Para isso, algumas bandeiras precisam novamente ser agitadas, e a UNE carrega um papel fundamental de organização dos estudantes que deve ser resgatado. A pandemia escancarou um problema crônico do Brasil: o pouco investimento em educação. A exigência dos 10% do PIB para a educação é histórica e urgente, para que cada escola e universidade forneça assistência estudantil digna, garantindo a permanência, melhores estruturas e um corpo docente qualificado. Barrar a lista tríplice para reitores, que abre brechas para que os votos depositados por alunos, professores e técnicos-administrativos sejam jogados no lixo. Nos últimos meses, já vimos o desrespeito com a não nomeação do primeiro colocado sob o governo Bolsonaro. Foram mais de 20 eleitos e não empossados sob o governo privatista e genocida. 
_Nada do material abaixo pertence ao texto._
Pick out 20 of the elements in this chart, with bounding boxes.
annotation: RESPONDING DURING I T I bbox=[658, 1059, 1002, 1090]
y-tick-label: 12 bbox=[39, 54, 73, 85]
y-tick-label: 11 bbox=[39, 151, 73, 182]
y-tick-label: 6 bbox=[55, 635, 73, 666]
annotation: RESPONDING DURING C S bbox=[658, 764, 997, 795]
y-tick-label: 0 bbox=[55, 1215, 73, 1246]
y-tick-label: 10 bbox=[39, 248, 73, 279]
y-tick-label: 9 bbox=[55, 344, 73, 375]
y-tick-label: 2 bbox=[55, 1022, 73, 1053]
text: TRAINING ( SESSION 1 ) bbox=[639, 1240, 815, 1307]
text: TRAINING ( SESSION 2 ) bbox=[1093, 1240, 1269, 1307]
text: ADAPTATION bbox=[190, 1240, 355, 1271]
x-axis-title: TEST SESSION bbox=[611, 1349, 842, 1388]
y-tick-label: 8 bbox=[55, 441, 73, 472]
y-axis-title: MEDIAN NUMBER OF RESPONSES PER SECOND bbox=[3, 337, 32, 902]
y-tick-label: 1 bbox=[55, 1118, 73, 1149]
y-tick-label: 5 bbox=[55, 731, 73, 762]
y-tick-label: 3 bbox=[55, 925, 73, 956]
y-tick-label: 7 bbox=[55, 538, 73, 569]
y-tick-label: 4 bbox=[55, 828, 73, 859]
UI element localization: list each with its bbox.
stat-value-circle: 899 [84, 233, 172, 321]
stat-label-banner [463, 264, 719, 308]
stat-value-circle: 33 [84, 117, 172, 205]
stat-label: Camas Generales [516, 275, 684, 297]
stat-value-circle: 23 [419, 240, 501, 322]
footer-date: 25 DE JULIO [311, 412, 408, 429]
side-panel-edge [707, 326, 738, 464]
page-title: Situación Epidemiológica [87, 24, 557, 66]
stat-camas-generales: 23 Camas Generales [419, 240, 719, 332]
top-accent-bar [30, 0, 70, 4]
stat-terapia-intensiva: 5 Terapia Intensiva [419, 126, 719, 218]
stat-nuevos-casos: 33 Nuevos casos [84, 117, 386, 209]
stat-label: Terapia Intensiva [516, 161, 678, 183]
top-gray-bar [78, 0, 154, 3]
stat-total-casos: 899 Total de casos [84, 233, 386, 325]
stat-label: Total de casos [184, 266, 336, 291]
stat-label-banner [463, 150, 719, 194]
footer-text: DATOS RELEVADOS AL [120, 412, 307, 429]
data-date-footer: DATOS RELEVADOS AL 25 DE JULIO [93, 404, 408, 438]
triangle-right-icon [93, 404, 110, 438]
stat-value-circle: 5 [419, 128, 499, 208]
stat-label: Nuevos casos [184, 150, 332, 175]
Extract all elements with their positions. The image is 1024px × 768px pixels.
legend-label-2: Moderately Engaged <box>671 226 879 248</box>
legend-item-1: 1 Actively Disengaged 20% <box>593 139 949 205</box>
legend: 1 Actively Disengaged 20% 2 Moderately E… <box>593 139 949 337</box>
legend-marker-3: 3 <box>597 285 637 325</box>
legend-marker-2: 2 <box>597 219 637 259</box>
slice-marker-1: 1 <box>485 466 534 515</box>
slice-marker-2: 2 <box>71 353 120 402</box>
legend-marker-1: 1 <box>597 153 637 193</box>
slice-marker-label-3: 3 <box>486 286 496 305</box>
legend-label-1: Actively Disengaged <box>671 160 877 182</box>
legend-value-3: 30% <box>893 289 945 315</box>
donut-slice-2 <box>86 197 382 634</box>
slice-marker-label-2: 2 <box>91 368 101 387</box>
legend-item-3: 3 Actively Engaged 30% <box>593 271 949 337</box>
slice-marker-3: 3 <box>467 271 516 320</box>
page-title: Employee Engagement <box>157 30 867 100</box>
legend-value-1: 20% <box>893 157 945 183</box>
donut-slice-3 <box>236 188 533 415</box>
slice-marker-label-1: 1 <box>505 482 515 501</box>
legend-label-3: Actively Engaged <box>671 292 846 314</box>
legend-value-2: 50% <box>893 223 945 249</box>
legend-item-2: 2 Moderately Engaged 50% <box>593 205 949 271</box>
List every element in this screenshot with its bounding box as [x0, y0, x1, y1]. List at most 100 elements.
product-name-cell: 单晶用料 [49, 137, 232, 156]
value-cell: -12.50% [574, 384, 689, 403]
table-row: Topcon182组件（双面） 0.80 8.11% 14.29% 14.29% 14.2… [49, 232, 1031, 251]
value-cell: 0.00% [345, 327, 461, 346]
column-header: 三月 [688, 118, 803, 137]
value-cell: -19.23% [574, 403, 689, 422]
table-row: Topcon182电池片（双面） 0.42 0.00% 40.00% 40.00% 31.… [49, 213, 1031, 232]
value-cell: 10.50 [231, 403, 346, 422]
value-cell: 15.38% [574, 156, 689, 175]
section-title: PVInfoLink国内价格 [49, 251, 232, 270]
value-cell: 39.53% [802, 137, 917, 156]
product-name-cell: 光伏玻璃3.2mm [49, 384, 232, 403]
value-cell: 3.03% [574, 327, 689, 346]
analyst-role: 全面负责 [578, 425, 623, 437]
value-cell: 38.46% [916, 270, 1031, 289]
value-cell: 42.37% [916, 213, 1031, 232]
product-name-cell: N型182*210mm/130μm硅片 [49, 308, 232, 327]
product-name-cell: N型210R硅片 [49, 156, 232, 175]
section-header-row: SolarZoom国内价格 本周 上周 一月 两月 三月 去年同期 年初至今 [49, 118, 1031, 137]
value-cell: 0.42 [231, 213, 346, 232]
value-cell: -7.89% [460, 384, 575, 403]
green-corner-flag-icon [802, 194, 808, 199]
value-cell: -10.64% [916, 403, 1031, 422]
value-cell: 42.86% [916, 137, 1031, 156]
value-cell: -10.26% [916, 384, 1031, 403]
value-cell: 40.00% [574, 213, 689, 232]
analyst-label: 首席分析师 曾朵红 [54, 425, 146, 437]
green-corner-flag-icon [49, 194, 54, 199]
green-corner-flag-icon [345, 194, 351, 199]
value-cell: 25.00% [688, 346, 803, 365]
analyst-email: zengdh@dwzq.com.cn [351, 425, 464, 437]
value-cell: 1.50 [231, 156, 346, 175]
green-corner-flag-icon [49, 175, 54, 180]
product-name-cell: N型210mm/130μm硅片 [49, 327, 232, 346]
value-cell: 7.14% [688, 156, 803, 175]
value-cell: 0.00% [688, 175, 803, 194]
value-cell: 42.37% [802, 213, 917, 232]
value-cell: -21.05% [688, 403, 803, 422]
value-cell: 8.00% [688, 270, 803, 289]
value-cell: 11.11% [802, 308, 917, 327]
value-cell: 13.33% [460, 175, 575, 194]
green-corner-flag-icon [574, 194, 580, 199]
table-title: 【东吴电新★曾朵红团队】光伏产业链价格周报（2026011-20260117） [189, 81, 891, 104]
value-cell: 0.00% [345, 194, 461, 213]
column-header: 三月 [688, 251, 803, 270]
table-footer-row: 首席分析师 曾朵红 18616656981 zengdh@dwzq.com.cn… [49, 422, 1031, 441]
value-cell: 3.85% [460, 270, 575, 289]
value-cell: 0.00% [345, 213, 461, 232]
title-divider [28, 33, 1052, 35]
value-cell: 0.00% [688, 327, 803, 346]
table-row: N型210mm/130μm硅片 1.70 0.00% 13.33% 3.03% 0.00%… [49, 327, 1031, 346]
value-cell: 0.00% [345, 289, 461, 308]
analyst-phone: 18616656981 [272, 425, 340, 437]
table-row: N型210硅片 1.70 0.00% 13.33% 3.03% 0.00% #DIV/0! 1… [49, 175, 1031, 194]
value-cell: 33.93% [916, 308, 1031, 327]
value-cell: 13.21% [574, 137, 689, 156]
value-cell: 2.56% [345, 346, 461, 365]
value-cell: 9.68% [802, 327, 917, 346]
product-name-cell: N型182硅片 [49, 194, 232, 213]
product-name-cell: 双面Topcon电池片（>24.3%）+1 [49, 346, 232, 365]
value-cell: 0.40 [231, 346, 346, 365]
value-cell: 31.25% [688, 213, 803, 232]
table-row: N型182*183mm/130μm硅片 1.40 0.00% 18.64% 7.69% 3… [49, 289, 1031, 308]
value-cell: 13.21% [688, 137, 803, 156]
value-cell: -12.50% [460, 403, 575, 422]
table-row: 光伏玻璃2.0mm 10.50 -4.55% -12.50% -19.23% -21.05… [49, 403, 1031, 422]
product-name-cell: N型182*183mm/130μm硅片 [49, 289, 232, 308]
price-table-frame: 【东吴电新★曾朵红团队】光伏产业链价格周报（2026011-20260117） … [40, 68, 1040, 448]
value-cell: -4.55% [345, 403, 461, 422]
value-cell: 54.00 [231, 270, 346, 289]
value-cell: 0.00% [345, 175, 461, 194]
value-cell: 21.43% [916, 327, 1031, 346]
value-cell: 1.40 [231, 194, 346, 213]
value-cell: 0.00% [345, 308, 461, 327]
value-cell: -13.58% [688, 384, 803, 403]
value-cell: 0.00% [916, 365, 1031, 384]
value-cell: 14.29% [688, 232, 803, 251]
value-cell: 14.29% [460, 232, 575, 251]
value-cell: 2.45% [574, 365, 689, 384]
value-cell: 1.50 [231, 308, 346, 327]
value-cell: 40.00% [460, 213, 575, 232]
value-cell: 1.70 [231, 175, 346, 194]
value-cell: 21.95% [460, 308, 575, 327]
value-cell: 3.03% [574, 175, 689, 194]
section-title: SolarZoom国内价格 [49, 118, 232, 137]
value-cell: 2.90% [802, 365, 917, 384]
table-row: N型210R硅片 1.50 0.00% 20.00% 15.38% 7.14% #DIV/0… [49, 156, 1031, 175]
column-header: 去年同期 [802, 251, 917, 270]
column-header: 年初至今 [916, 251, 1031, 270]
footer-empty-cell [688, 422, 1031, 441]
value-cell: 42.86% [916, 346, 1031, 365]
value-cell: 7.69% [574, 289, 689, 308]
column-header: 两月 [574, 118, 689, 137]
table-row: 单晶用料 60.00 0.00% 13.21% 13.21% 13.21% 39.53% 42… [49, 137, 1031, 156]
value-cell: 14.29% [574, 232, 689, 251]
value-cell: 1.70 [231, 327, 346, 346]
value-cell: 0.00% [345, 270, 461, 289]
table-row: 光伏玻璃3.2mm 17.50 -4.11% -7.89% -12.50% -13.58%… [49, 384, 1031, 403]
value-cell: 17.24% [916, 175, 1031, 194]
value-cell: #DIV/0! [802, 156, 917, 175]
Por fim, tudo isso passa também por revogar a Emenda Constitucional 95, responsável por estabelecer um teto de gastos em diversas áreas, como saúde e educação, o que causa um desmonte em setores essenciais para o povo. Não à toa, a EC era apelidada de “PEC do Fim do Mundo” na época de sua votação no Congresso. Todos os desastres que vimos recentemente, como o corte de verbas nas universidades vividos principalmente em 2019 e 2021 e o esgarçamento do orçamento para saúde e pesquisa são efeitos diretos da Emenda. 

Somos juventude rebelde que não aceita o fato consumado, somos juventude rebelde que defende a universidade pública e vai pela ampliação dela. Para que cada vez mais pessoas tenham acesso, para acabar com a universidade de uns poucos, para enfrentar os ataques dos governos de turno, para defender o que é nosso, vem com a gente!